In July 1936, the Spanish Civil War broke out, and Nationalist rebels besieged Madrid. He expelled all monarchists from the City Council of Madrid, though most were outside the city or already arrested by the Republican authorities. On 6 November, the Republican government relocated to Valencia, with Rico alongside them, delegating his office to his deputy Cayetano Redondo Aceña. At Tarancón in the Province of Cuenca, the convoy was stopped by anarchist militiamen of the Confederación Nacional del Trabajo (CNT); they chastised Rico as a coward for leaving Madrid during the Francoist advance, beat him and sent him back to the capital. Some Nationalist and French newspapers reported that he had been executed in this encounter, while Republican press avoided the subject entirely.

The day after his failed escape, Rico sought asylum in the Mexican Embassy. He was one of 56 people to take refuge there that month, most others being opponents of the Republic, including future Francoist prime minister Luis Carrero Blanco.
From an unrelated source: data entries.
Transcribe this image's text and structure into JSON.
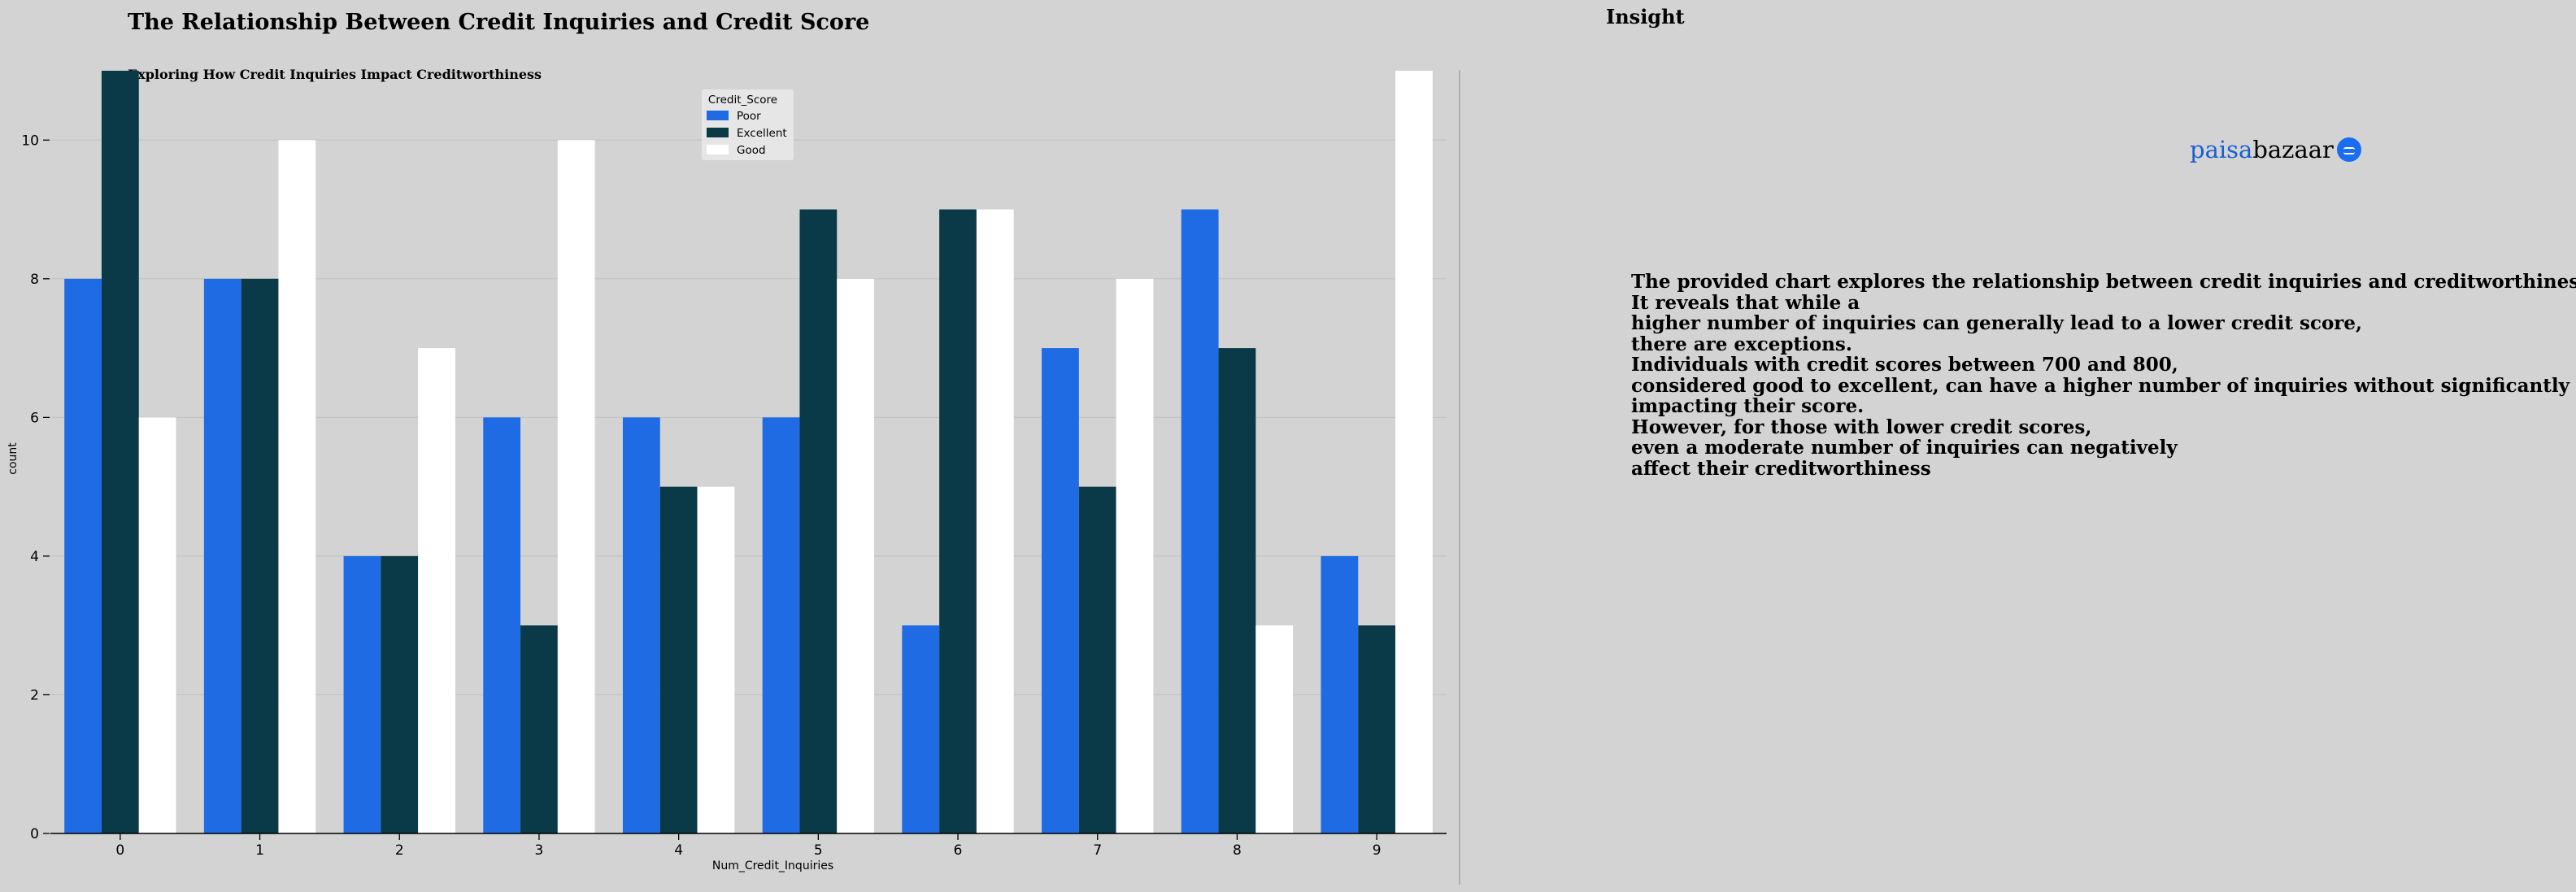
{
  "header": {
    "title": "The Relationship Between Credit Inquiries and Credit Score",
    "subtitle": "Exploring How Credit Inquiries Impact Creditworthiness"
  },
  "insight": {
    "title": "Insight",
    "logo_part1": "paisa",
    "logo_part2": "bazaar",
    "lines": [
      "The provided chart explores the relationship between credit inquiries and creditworthiness.",
      "It reveals that while a",
      "higher number of inquiries can generally lead to a lower credit score,",
      "there are exceptions.",
      "Individuals with credit scores between 700 and 800,",
      "considered good to excellent, can have a higher number of inquiries without significantly",
      "impacting their score.",
      "However, for those with lower credit scores,",
      "even a moderate number of inquiries can negatively",
      "affect their creditworthiness"
    ]
  },
  "chart_data": {
    "type": "bar",
    "xlabel": "Num_Credit_Inquiries",
    "ylabel": "count",
    "categories": [
      "0",
      "1",
      "2",
      "3",
      "4",
      "5",
      "6",
      "7",
      "8",
      "9"
    ],
    "ylim": [
      0,
      11
    ],
    "yticks": [
      0,
      2,
      4,
      6,
      8,
      10
    ],
    "grid": true,
    "legend": {
      "title": "Credit_Score",
      "position": "top-center"
    },
    "series": [
      {
        "name": "Poor",
        "color": "#1f6be3",
        "values": [
          8,
          8,
          4,
          6,
          6,
          6,
          3,
          7,
          9,
          4
        ]
      },
      {
        "name": "Excellent",
        "color": "#0a3947",
        "values": [
          11,
          8,
          4,
          3,
          5,
          9,
          9,
          5,
          7,
          3
        ]
      },
      {
        "name": "Good",
        "color": "#ffffff",
        "values": [
          6,
          10,
          7,
          10,
          5,
          8,
          9,
          8,
          3,
          11
        ]
      }
    ]
  }
}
By December 1936, food was running short in Madrid and Mexico began to evacuate the refugees, taking Rico to Valencia on 20 January 1937 and housing him in property owned by the country. By February, he was in France and in 1937 he lived in Brussels, Belgium.

Rico had resigned his seat in the Cortes republicanas for the Republican Left before fleeing to France. In February 1938, he observed a meeting of the Cortes at the Sanctuary of the Virgin of Montserrat in Barcelona. As the Catalan capital fell to Francisco Franco in January 1939, Rico fled back into France with other Republicans. Persecuted by the authorities of Vichy France, he again sought Mexico's aid in Marseille and was listed for evacuation to the Latin American country, but removed from the list for unknown reasons.
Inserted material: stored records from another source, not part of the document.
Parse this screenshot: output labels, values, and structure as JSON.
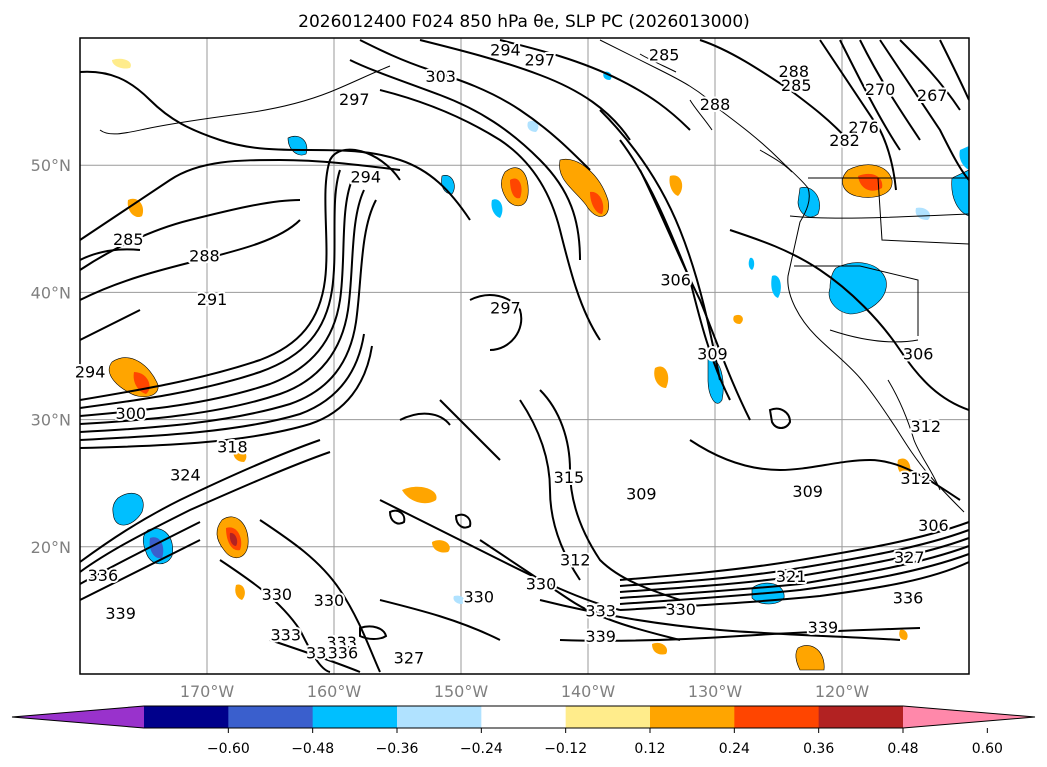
{
  "chart_data": {
    "type": "contour-map",
    "title": "2026012400 F024 850 hPa θe, SLP PC (2026013000)",
    "map_extent": {
      "lon": [
        -180,
        -110
      ],
      "lat": [
        10,
        60
      ]
    },
    "x_ticks": [
      {
        "value": -170,
        "label": "170°W"
      },
      {
        "value": -160,
        "label": "160°W"
      },
      {
        "value": -150,
        "label": "150°W"
      },
      {
        "value": -140,
        "label": "140°W"
      },
      {
        "value": -130,
        "label": "130°W"
      },
      {
        "value": -120,
        "label": "120°W"
      }
    ],
    "y_ticks": [
      {
        "value": 20,
        "label": "20°N"
      },
      {
        "value": 30,
        "label": "30°N"
      },
      {
        "value": 40,
        "label": "40°N"
      },
      {
        "value": 50,
        "label": "50°N"
      }
    ],
    "contour_labels": [
      {
        "lon": -146.5,
        "lat": 59.1,
        "text": "294"
      },
      {
        "lon": -143.8,
        "lat": 58.3,
        "text": "297"
      },
      {
        "lon": -134.0,
        "lat": 58.7,
        "text": "285"
      },
      {
        "lon": -130.0,
        "lat": 54.8,
        "text": "288"
      },
      {
        "lon": -123.8,
        "lat": 57.4,
        "text": "288"
      },
      {
        "lon": -123.6,
        "lat": 56.3,
        "text": "285"
      },
      {
        "lon": -117.0,
        "lat": 56.0,
        "text": "270"
      },
      {
        "lon": -112.9,
        "lat": 55.5,
        "text": "267"
      },
      {
        "lon": -118.3,
        "lat": 53.0,
        "text": "276"
      },
      {
        "lon": -119.8,
        "lat": 52.0,
        "text": "282"
      },
      {
        "lon": -151.6,
        "lat": 57.0,
        "text": "303"
      },
      {
        "lon": -158.4,
        "lat": 55.2,
        "text": "297"
      },
      {
        "lon": -157.5,
        "lat": 49.1,
        "text": "294"
      },
      {
        "lon": -176.2,
        "lat": 44.2,
        "text": "285"
      },
      {
        "lon": -170.2,
        "lat": 42.9,
        "text": "288"
      },
      {
        "lon": -169.6,
        "lat": 39.5,
        "text": "291"
      },
      {
        "lon": -146.5,
        "lat": 38.8,
        "text": "297"
      },
      {
        "lon": -133.1,
        "lat": 41.0,
        "text": "306"
      },
      {
        "lon": -130.2,
        "lat": 35.2,
        "text": "309"
      },
      {
        "lon": -179.2,
        "lat": 33.8,
        "text": "294"
      },
      {
        "lon": -176.0,
        "lat": 30.5,
        "text": "300"
      },
      {
        "lon": -168.0,
        "lat": 27.9,
        "text": "318"
      },
      {
        "lon": -171.7,
        "lat": 25.7,
        "text": "324"
      },
      {
        "lon": -141.5,
        "lat": 25.5,
        "text": "315"
      },
      {
        "lon": -135.8,
        "lat": 24.2,
        "text": "309"
      },
      {
        "lon": -122.7,
        "lat": 24.4,
        "text": "309"
      },
      {
        "lon": -114.0,
        "lat": 35.2,
        "text": "306"
      },
      {
        "lon": -113.4,
        "lat": 29.5,
        "text": "312"
      },
      {
        "lon": -114.2,
        "lat": 25.4,
        "text": "312"
      },
      {
        "lon": -112.8,
        "lat": 21.7,
        "text": "306"
      },
      {
        "lon": -114.7,
        "lat": 19.2,
        "text": "327"
      },
      {
        "lon": -124.0,
        "lat": 17.7,
        "text": "321"
      },
      {
        "lon": -132.7,
        "lat": 15.1,
        "text": "330"
      },
      {
        "lon": -139.0,
        "lat": 15.0,
        "text": "333"
      },
      {
        "lon": -143.7,
        "lat": 17.1,
        "text": "330"
      },
      {
        "lon": -141.0,
        "lat": 19.0,
        "text": "312"
      },
      {
        "lon": -178.2,
        "lat": 17.8,
        "text": "336"
      },
      {
        "lon": -176.8,
        "lat": 14.8,
        "text": "339"
      },
      {
        "lon": -164.5,
        "lat": 16.3,
        "text": "330"
      },
      {
        "lon": -160.4,
        "lat": 15.8,
        "text": "330"
      },
      {
        "lon": -163.8,
        "lat": 13.1,
        "text": "333"
      },
      {
        "lon": -159.4,
        "lat": 12.5,
        "text": "333"
      },
      {
        "lon": -159.3,
        "lat": 11.7,
        "text": "336"
      },
      {
        "lon": -161.4,
        "lat": 11.7,
        "text": "33"
      },
      {
        "lon": -148.6,
        "lat": 16.1,
        "text": "330"
      },
      {
        "lon": -154.1,
        "lat": 11.3,
        "text": "327"
      },
      {
        "lon": -139.0,
        "lat": 13.0,
        "text": "339"
      },
      {
        "lon": -121.5,
        "lat": 13.7,
        "text": "339"
      },
      {
        "lon": -114.8,
        "lat": 16.0,
        "text": "336"
      }
    ],
    "colorbar": {
      "type": "colorbar",
      "extend": "both",
      "tick_values": [
        -0.6,
        -0.48,
        -0.36,
        -0.24,
        -0.12,
        0.12,
        0.24,
        0.36,
        0.48,
        0.6
      ],
      "tick_labels": [
        "−0.60",
        "−0.48",
        "−0.36",
        "−0.24",
        "−0.12",
        "0.12",
        "0.24",
        "0.36",
        "0.48",
        "0.60"
      ],
      "colors": [
        "#9932cc",
        "#00008b",
        "#3a5fcd",
        "#00bfff",
        "#b0e2ff",
        "#ffffff",
        "#ffec8b",
        "#ffa500",
        "#ff4500",
        "#b22222",
        "#ff88aa"
      ]
    }
  }
}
===Later life and death===
In January 1943, Francoist Spain banned Rico from returning to the country for 15 years and fined him 10 million Spanish pesetas. The new regime's press continuously attacked him for alleged corruption as a lawyer and mayor. By the end of World War II he was living in Aix-en-Provence and in September 1945 he moved to Mexico, arriving in Nuevo Laredo via the United States in November to attend the Republican Cortes in exile. Returning to France, he gave university lectures on the Republic and published a book on its flag in 1950.
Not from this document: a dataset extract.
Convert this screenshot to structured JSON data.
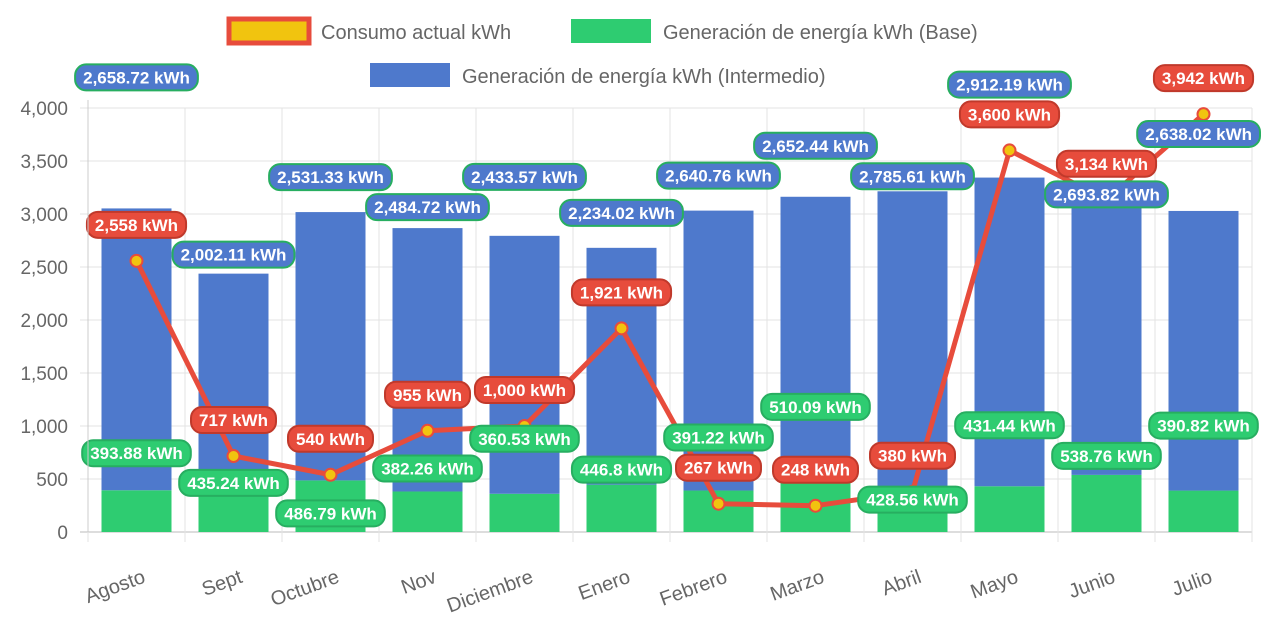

Rico died in Aix, aged 69. His death was barely reported by the new Spanish regime, but his obituary appeared in ABC at the behest of his son. A funeral was permitted at the Church of Las Calatravas. A street in Madrid, near the M-30 motorway, was named after him.

In 2021, Rico's art collection was returned to his two grandchildren, under the Historical Memory Law. The paintings had been taken to Asturias by Franco as spoils of war.